Every farming decision is long term, with perpetual renewal as the primary goal.
The most rewarding aspect of Linda’s work is to be out in the vineyard, smelling the grass as it brushes her boots, and touching the vines with each new season.
How many years have you been in the Napa Valley wine industry?
How did you get started in the wine business?
I had a vineyard management company.
Which wine was your "a-ha!" wine – the one that made you love wine or inspired you to get into the industry?
1978 Stags Leap Petite Syrah.
Name a Napa Valley vintner who has influenced you and briefly explain why.
Robert Mondavi. He dedicated all his resources to discovering better ways to grow grapes, make wine, and then made sure he shared all he learned with all of us. In my mind, he established a bar we can only strive to reach.
What are the most rewarding aspects of your work?
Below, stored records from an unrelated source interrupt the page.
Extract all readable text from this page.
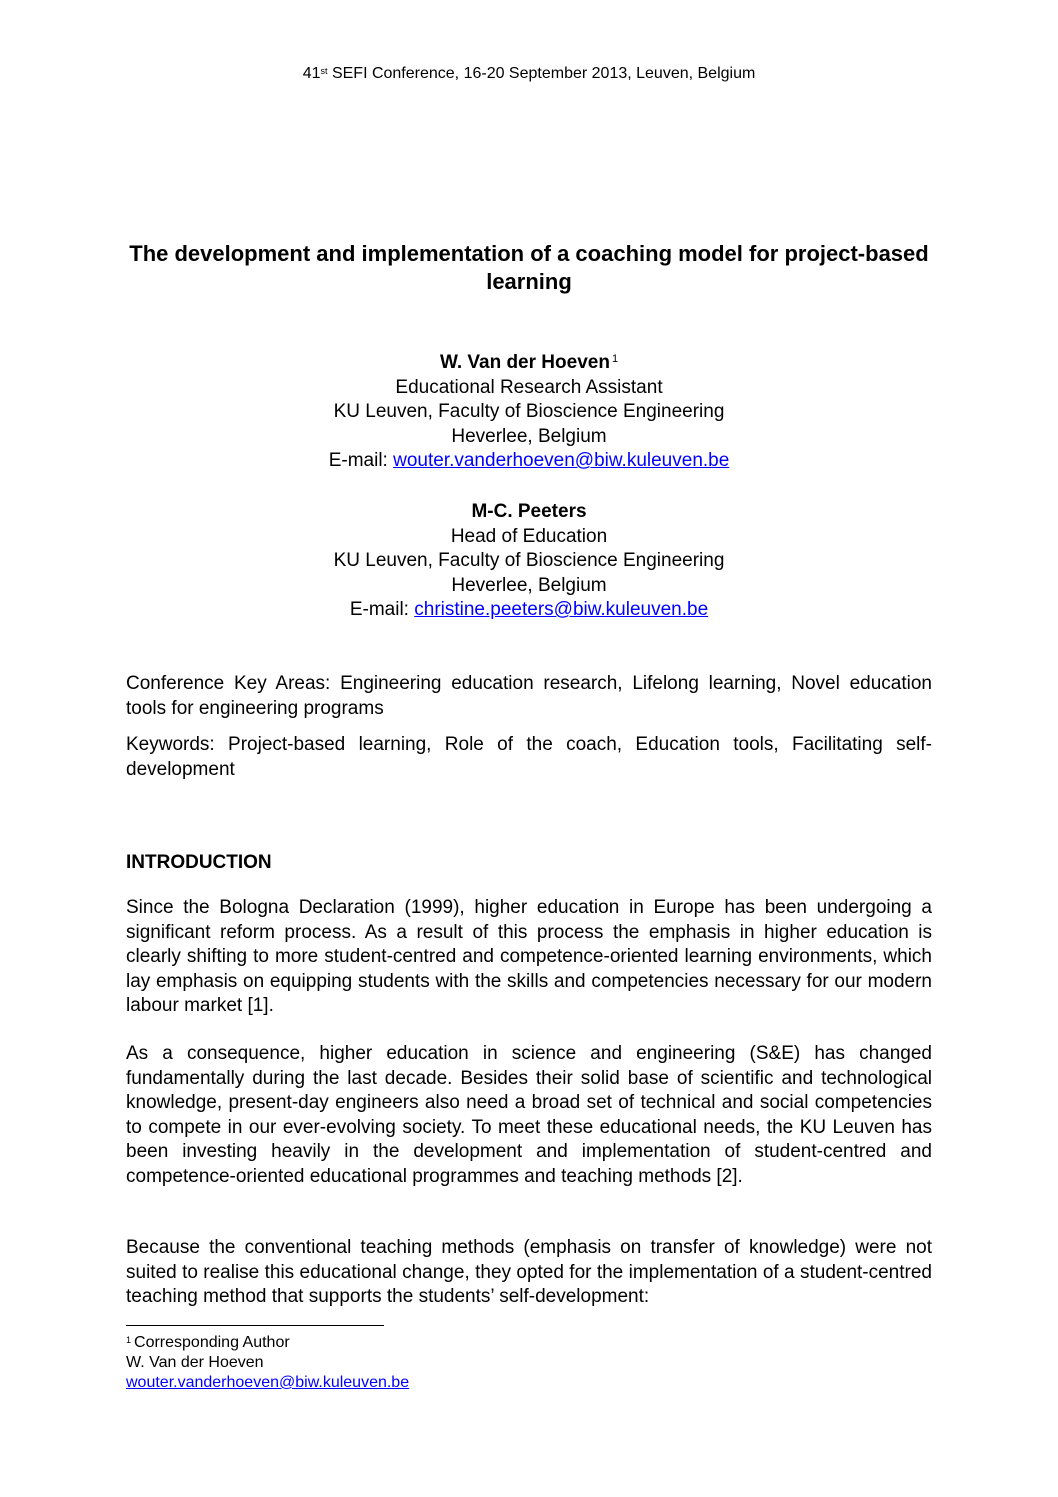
41st SEFI Conference, 16-20 September 2013, Leuven, Belgium
The development and implementation of a coaching model for project-based learning
W. Van der Hoeven $^1$
Educational Research Assistant
KU Leuven, Faculty of Bioscience Engineering
Heverlee, Belgium
E-mail: wouter.vanderhoeven@biw.kuleuven.be
M-C. Peeters
Head of Education
KU Leuven, Faculty of Bioscience Engineering
Heverlee, Belgium
E-mail: christine.peeters@biw.kuleuven.be
Conference Key Areas: Engineering education research, Lifelong learning, Novel education tools for engineering programs
Keywords: Project-based learning, Role of the coach, Education tools, Facilitating self-development
INTRODUCTION
Since the Bologna Declaration (1999), higher education in Europe has been undergoing a significant reform process. As a result of this process the emphasis in higher education is clearly shifting to more student-centred and competence-oriented learning environments, which lay emphasis on equipping students with the skills and competencies necessary for our modern labour market [1].
As a consequence, higher education in science and engineering (S&E) has changed fundamentally during the last decade. Besides their solid base of scientific and technological knowledge, present-day engineers also need a broad set of technical and social competencies to compete in our ever-evolving society. To meet these educational needs, the KU Leuven has been investing heavily in the development and implementation of student-centred and competence-oriented educational programmes and teaching methods [2].
Because the conventional teaching methods (emphasis on transfer of knowledge) were not suited to realise this educational change, they opted for the implementation of a student-centred teaching method that supports the students’ self-development:
$^1$ Corresponding Author
W. Van der Hoeven
wouter.vanderhoeven@biw.kuleuven.be
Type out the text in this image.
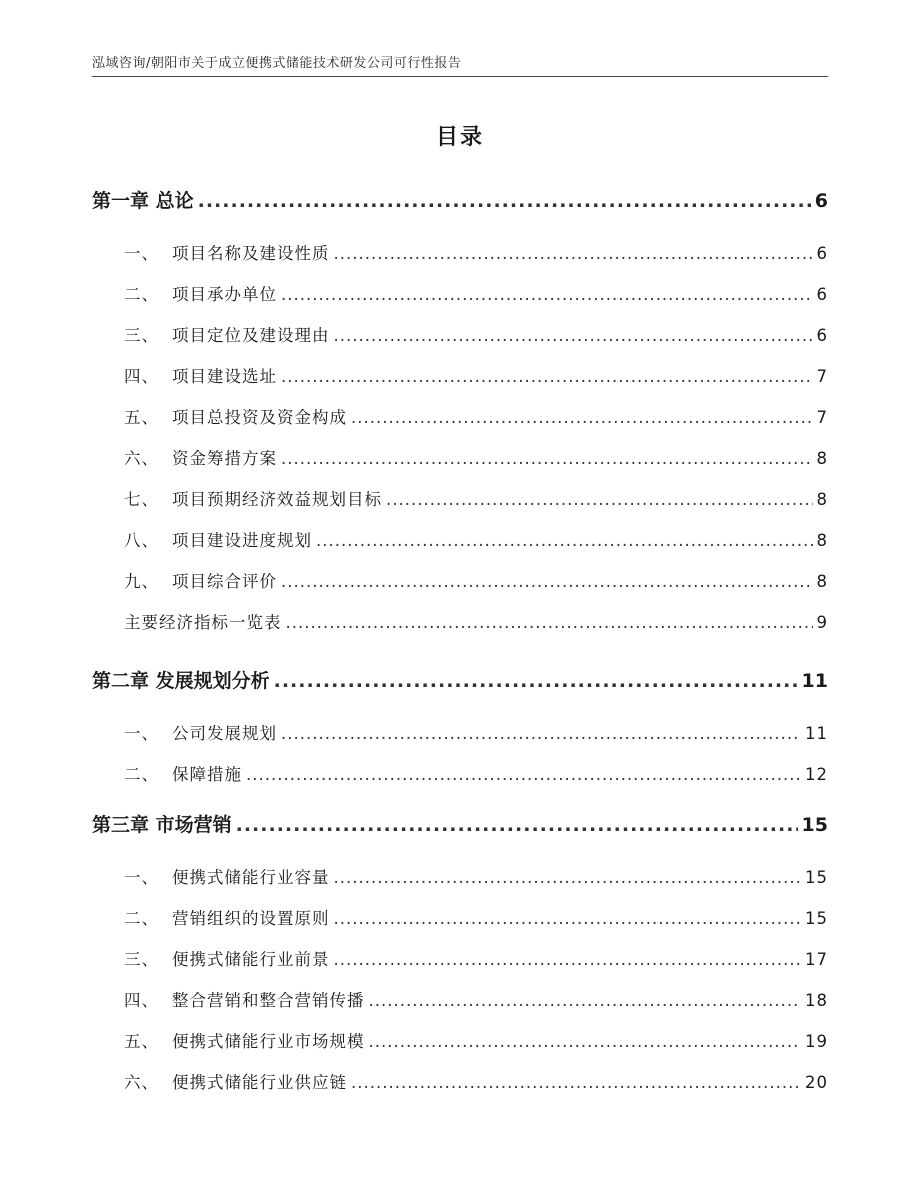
泓域咨询/朝阳市关于成立便携式储能技术研发公司可行性报告
目录
第一章 总论 .....	6
一、 项目名称及建设性质 .....	6
二、 项目承办单位 .....	6
三、 项目定位及建设理由 .....	6
四、 项目建设选址 .....	7
五、 项目总投资及资金构成 .....	7
六、 资金筹措方案 .....	8
七、 项目预期经济效益规划目标 .....	8
八、 项目建设进度规划 .....	8
九、 项目综合评价 .....	8
主要经济指标一览表 .....	9
第二章 发展规划分析 .....	11
一、 公司发展规划 .....	11
二、 保障措施 .....	12
第三章 市场营销 .....	15
一、 便携式储能行业容量 .....	15
二、 营销组织的设置原则 .....	15
三、 便携式储能行业前景 .....	17
四、 整合营销和整合营销传播 .....	18
五、 便携式储能行业市场规模 .....	19
六、 便携式储能行业供应链 .....	20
Being in the vineyard, smelling the grass as it brushes my boots, touching the vines with each new season.
What are the greatest challenges?
Getting the wine into the hands of those who want it.
Our motto at the NVV is "cultivating excellence." What does this phrase mean to you and how do you cultivate excellence at your winery?
Along with the winemakers, David and Katharine DeSante, we have committed ourselves to never cutting a corner and always looking for the best way in every process, from planting to packaging.
What do you think makes Napa Valley unique compared to other wine regions?
The tremendous sharing of knowledge and help amongst all the vintners, growers and winemakers. Yes, the weather and soils are important, but it is really the cooperation and generosity of the people that makes this place truly special.
How does your winery help tell the Napa Valley story?
My favorite way is taking people out into the vineyard. Letting them prune a vine, or caring for them in some other way.
If you weren't a Napa Valley vintner, what would you be doing?
I would love to volunteer to help at major disasters.
If you could open a bottle of your wine and share it with any three people (living or not), who would they be?
Faye Wilson, Taylor Franklin and Jesus of Nazareth.
What advice would you offer someone trying to get into the Napa Valley wine industry?
Either get an intern job at one of the major wineries and work your way up, working at several different wineries before starting your own brand, or bring lots of money.
What's one thing people would be surprised to know about you?
I am an open book. No one is surprised by me.